Mgr Follo invite à faire cette expérience spirituelle de « la joie de la miséricorde ».
Les lectures sont: Exode 32, 7-11.13-14; Psaume 50; 1 Timothée 1, 12-17; Luc 15, 1-32 (Parabole du père et des deux fils).
Comme lecture patristique, Mgr Follo propose un sermon de saint Pierre Chrysologue (Ve s.).
La joie de la miséricorde
            1) La logique de la miséricorde.
La raison pour laquelle Jésus raconte les trois paraboles proposées ce dimanche par la liturgie de la Parole nous est donnée par Saint Luc au début du chapitre 15 de son Évangile: « Les collecteurs d’impôts et les pécheurs s’approchaient tous de lui (le Christ) pour l’écouter. Et les pharisiens et les scribes murmuraient ; ils disaient : « Cet homme-là fait bon accueil aux pécheurs et mange avec eux ! » (cf v 1-3) Alors Jésus raconte les paraboles qui narrent l’histoire d’une brebis, d’une pièce d’argent et d’un fils qui ont été successivement perdus puis retrouvés.

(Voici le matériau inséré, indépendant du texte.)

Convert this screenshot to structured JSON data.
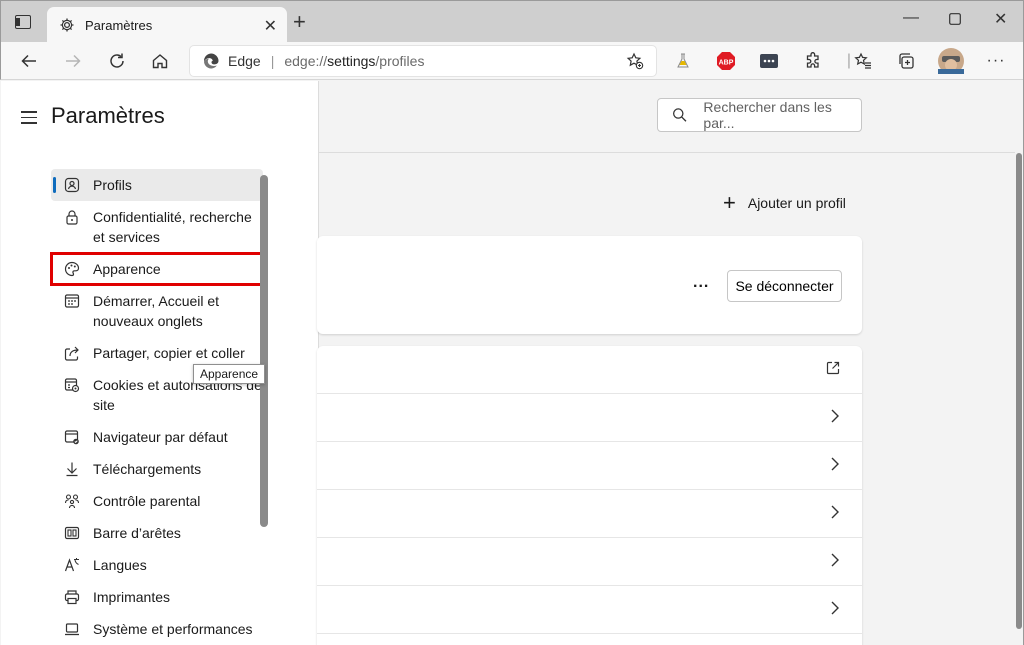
{
  "browser": {
    "tab_title": "Paramètres",
    "site_name": "Edge",
    "url_scheme": "edge://",
    "url_host": "settings",
    "url_path": "/profiles",
    "icons": [
      "sidebar-icon",
      "gear-icon",
      "close-icon",
      "plus-icon",
      "minimize-icon",
      "maximize-icon",
      "close-window-icon",
      "back-icon",
      "forward-icon",
      "refresh-icon",
      "home-icon",
      "favorite-add-icon",
      "extension-flask-icon",
      "adblock-icon",
      "extension-box-icon",
      "extensions-icon",
      "favorites-icon",
      "collections-icon",
      "avatar",
      "more-icon"
    ]
  },
  "settings": {
    "title": "Paramètres",
    "search_placeholder": "Rechercher dans les par...",
    "nav": [
      {
        "label": "Profils",
        "icon": "profile-icon"
      },
      {
        "label": "Confidentialité, recherche et services",
        "icon": "lock-icon"
      },
      {
        "label": "Apparence",
        "icon": "palette-icon"
      },
      {
        "label": "Démarrer, Accueil et nouveaux onglets",
        "icon": "start-icon"
      },
      {
        "label": "Partager, copier et coller",
        "icon": "share-icon"
      },
      {
        "label": "Cookies et autorisations de site",
        "icon": "cookies-icon"
      },
      {
        "label": "Navigateur par défaut",
        "icon": "browser-icon"
      },
      {
        "label": "Téléchargements",
        "icon": "download-icon"
      },
      {
        "label": "Contrôle parental",
        "icon": "family-icon"
      },
      {
        "label": "Barre d’arêtes",
        "icon": "edge-bar-icon"
      },
      {
        "label": "Langues",
        "icon": "languages-icon"
      },
      {
        "label": "Imprimantes",
        "icon": "printer-icon"
      },
      {
        "label": "Système et performances",
        "icon": "system-icon"
      }
    ],
    "tooltip": "Apparence"
  },
  "content": {
    "add_profile": "Ajouter un profil",
    "more": "...",
    "sign_out": "Se déconnecter"
  },
  "colors": {
    "accent": "#0f6cbd",
    "highlight": "#e00000"
  }
}
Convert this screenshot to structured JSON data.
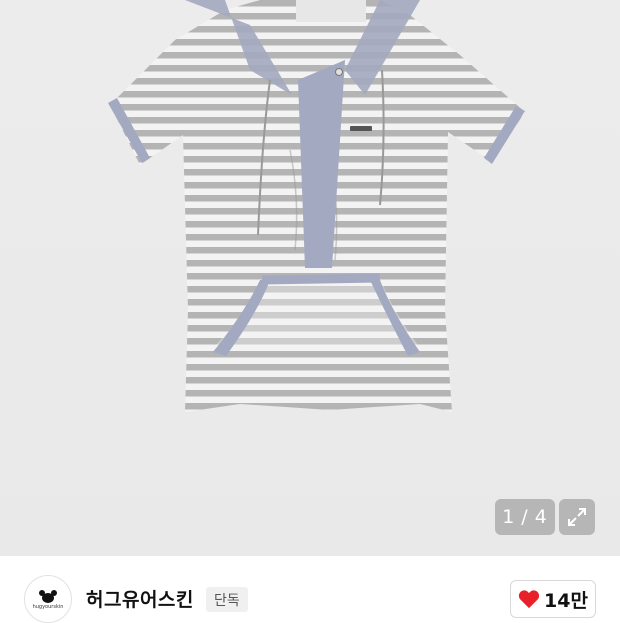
{
  "gallery": {
    "image_alt": "striped short sleeve hoodie",
    "current": "1",
    "separator": "/",
    "total": "4",
    "expand_icon": "expand-icon"
  },
  "shop": {
    "logo_text": "hugyourskin",
    "name": "허그유어스킨",
    "badge": "단독",
    "likes": "14만",
    "heart_color": "#e8202a",
    "heart_icon": "heart-icon"
  },
  "colors": {
    "stripe_gray": "#b2b2b2",
    "stripe_light": "#f3f3f3",
    "trim_blue": "#a3a9c0"
  }
}
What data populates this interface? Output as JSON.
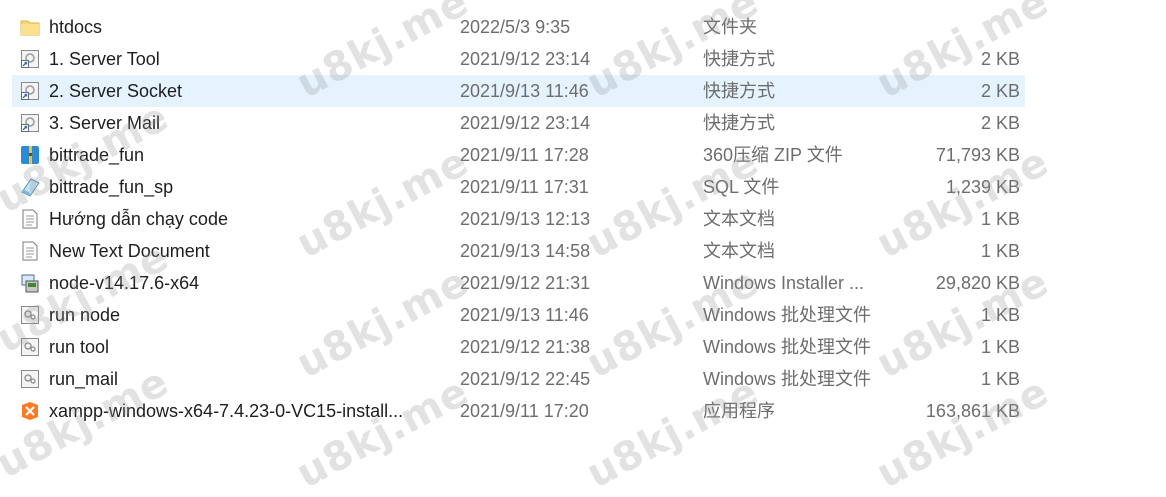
{
  "files": [
    {
      "name": "htdocs",
      "date": "2022/5/3 9:35",
      "type": "文件夹",
      "size": "",
      "icon": "folder-icon"
    },
    {
      "name": "1. Server Tool",
      "date": "2021/9/12 23:14",
      "type": "快捷方式",
      "size": "2 KB",
      "icon": "shortcut-icon"
    },
    {
      "name": "2. Server Socket",
      "date": "2021/9/13 11:46",
      "type": "快捷方式",
      "size": "2 KB",
      "icon": "shortcut-icon",
      "selected": true
    },
    {
      "name": "3. Server Mail",
      "date": "2021/9/12 23:14",
      "type": "快捷方式",
      "size": "2 KB",
      "icon": "shortcut-icon"
    },
    {
      "name": "bittrade_fun",
      "date": "2021/9/11 17:28",
      "type": "360压缩 ZIP 文件",
      "size": "71,793 KB",
      "icon": "zip-archive-icon"
    },
    {
      "name": "bittrade_fun_sp",
      "date": "2021/9/11 17:31",
      "type": "SQL 文件",
      "size": "1,239 KB",
      "icon": "sql-file-icon"
    },
    {
      "name": "Hướng dẫn chạy code",
      "date": "2021/9/13 12:13",
      "type": "文本文档",
      "size": "1 KB",
      "icon": "text-document-icon"
    },
    {
      "name": "New Text Document",
      "date": "2021/9/13 14:58",
      "type": "文本文档",
      "size": "1 KB",
      "icon": "text-document-icon"
    },
    {
      "name": "node-v14.17.6-x64",
      "date": "2021/9/12 21:31",
      "type": "Windows Installer ...",
      "size": "29,820 KB",
      "icon": "installer-icon"
    },
    {
      "name": "run node",
      "date": "2021/9/13 11:46",
      "type": "Windows 批处理文件",
      "size": "1 KB",
      "icon": "batch-file-icon"
    },
    {
      "name": "run tool",
      "date": "2021/9/12 21:38",
      "type": "Windows 批处理文件",
      "size": "1 KB",
      "icon": "batch-file-icon"
    },
    {
      "name": "run_mail",
      "date": "2021/9/12 22:45",
      "type": "Windows 批处理文件",
      "size": "1 KB",
      "icon": "batch-file-icon"
    },
    {
      "name": "xampp-windows-x64-7.4.23-0-VC15-install...",
      "date": "2021/9/11 17:20",
      "type": "应用程序",
      "size": "163,861 KB",
      "icon": "application-icon"
    }
  ],
  "watermark": "u8kj.me",
  "colors": {
    "selection": "#e5f3ff",
    "text": "#1e1e1e",
    "secondary_text": "#6d6d6d",
    "folder": "#f8d775"
  }
}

Dans la parabole de la brebis perdue et retrouvée, il faut remarquer que le berger n’interrompt pas ses recherches tant qu’il ne l’a pas retrouvée : c’est donc une recherche obstinée, persévérante, en aucune façon disposée à abandonner la brebis à son destin. Dans ce récit, le Christ nous présente donc un Dieu fidèle, persévérant, tenace. Le cœur de Dieu a un grand et unique désir : qu’aucun homme ne se perde et si cela se produit, la ténacité du Père fait qu’il reste toujours un père pour ses enfants, quoi qu’il arrive.
Dans la parabole de la drachme[1] perdue c’est la joie d’une pauvre femme qui retrouve ce dont elle a besoin pour vivre qui ressort. Pour chercher cette pièce, cette femme alluma une lampe : à cette époque les maisons étaient plutôt obscures et sans lumière elle n’aurait pas pu retrouver sa précieuse monnaie. Quand la lumière se réfléchit sur la pièce en la faisant briller, alors il fut possible de la retrouver. Cela nous apprend que nous pouvons nous perdre mais que nous ne devons pas cesser de « briller » parce que nous pouvons ainsi être retrouvés plus facilement.

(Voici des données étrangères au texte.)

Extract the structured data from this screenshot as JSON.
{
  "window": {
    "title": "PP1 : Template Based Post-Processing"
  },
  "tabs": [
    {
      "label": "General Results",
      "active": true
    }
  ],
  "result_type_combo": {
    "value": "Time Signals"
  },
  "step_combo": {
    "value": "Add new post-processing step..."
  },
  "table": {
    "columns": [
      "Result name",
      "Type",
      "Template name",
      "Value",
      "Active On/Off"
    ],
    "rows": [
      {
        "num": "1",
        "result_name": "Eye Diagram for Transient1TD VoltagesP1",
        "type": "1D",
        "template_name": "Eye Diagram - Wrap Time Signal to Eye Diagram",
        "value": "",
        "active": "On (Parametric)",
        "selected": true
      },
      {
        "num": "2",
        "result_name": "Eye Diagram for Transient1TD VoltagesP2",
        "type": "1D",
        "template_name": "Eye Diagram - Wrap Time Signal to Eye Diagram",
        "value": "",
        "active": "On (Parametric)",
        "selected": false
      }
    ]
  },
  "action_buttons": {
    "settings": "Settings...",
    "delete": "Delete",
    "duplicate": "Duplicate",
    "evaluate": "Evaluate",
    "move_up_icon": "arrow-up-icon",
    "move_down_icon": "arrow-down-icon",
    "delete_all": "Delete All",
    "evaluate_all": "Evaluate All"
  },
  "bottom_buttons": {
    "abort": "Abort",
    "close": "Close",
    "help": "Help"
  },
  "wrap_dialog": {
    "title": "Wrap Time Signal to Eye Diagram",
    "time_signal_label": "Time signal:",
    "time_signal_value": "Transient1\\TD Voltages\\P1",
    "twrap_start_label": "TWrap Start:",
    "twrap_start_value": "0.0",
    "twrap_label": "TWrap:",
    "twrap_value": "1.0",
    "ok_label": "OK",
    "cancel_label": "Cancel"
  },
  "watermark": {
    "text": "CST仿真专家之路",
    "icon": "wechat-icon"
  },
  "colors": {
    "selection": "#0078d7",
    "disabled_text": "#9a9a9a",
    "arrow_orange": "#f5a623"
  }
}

Dans la parabole du fils perdu (plus connue comme celle du fils prodigue) nous contemplons le Père, fidèle au fils, qui est dans la joie quand celui-ci revient dans la maison paternelle, lieu de pardon et de fête.
Le Père pardonne et organise une fête pour ce fils perdu et peu sage, qui, ayant désiré avoir tout pour lui, avait prétendu et obtenu « seulement » sa part puis l’avait dissipée. Ce Père miséricordieux n’accueille pas seulement à nouveau son fils mais il lui redonne aussi sa dignité de fils (cf Pape François, Audience générale du 30 août 2016). Ce fils reçoit plus qu’il ne demande. Affligé par son péché, ce jeune homme retourne vers son père et lui demande d’être accueilli « seulement » comme un serviteur. A celui qui se serait contenté d’un cœur de serviteur, le père redonne un cœur de fils.
Ce fils prodigue et perdu remet à son père sa propre douleur et son père le confirme dans cet amour contre lequel il s’était  révolté de façon absurde.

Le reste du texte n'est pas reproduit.